If you consider everything I've just said, it's no surprise that some women take the separatist option, in fact I'm rapidly heading that way myself. The problem is that separatism isn't the magic bullet to end patriarchy. Separatism is a partial escape from patriarchy for individual women (much as transitioning to become a transman is) and won't work for woman as a class. First, if we all refused to have sex with men and have kids, men would force us to, either at a grassroots level through abduction and rape (as seen in India where there is a shortage of women) or by getting the govt to do it for them (as seen in Romania with Decree 770, which is what govts do if they perceive a shortfall in births). Second, most women don't want to be separatist, many want kids (remind me where I'm posting again?) and kids in moderation are needed to perpetuate the species.
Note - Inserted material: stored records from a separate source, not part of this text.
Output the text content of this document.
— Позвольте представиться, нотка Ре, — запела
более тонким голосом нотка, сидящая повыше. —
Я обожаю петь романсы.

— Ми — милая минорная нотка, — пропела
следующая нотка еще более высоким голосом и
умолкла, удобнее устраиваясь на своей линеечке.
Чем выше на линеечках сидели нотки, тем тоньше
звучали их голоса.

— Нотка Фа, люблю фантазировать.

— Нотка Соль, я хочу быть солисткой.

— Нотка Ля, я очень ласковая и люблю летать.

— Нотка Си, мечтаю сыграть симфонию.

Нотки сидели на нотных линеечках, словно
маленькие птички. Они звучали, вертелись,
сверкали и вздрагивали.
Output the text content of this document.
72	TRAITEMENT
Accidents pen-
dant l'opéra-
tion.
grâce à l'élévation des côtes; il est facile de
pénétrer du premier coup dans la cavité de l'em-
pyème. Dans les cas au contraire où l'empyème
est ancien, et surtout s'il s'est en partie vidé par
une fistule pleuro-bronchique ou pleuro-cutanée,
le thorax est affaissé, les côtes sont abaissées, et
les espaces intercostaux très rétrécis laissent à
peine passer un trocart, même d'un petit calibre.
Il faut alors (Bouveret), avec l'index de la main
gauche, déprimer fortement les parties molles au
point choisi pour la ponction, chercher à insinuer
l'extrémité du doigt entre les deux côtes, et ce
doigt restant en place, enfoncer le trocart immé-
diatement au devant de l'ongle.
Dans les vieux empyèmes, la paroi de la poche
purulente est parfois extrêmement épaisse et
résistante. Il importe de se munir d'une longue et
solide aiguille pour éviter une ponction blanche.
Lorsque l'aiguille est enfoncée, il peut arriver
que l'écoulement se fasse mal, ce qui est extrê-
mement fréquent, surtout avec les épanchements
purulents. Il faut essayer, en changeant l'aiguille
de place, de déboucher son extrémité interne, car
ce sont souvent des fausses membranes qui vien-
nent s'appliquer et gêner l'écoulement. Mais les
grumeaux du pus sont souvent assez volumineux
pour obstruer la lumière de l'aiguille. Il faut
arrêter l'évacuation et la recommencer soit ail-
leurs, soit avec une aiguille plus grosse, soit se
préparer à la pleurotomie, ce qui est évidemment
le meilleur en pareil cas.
I would argue that radical feminism needs to centre the needs of mothers, because they can't just go the separatist route, they have kids in tow. The separatists are already in a position of relative safety, we've reduced our rape risk by half and minimised our chances of DV by having no male partner. The women who have kids and live with men need us to fight their corner. Raising children shouldn't be life-threatening, yet many male abusers turn violent for the first time during their victim's pregnancy. We need to look at the roots (this is where "radical" comes from, "radix" meaning "root", we look at root causes not symptoms) of male violence and destroy it. Separatism treats the symptoms of patriarchy for some women but it doesn't get to the root of it for all of us.

dodgeballchamp · 31/07/2019 00:44

In my opinion, honestly, no. I believe marriage is the height of patriarchy. I’m bisexual but I resent the fact I’m attracted to men. I wish I was a 100% lesbian because while some individual males are alright, men as a class are responsible for pretty much everything that’s wrong with the world. The concept of tradition and social expectation is largely arrangements that subjugate women. Until parenting is viewed as 100% equal task (and I don’t even want children) and society is structured not just to benefit men, I don’t believe it’s possible to have a truly equal relationship with a man.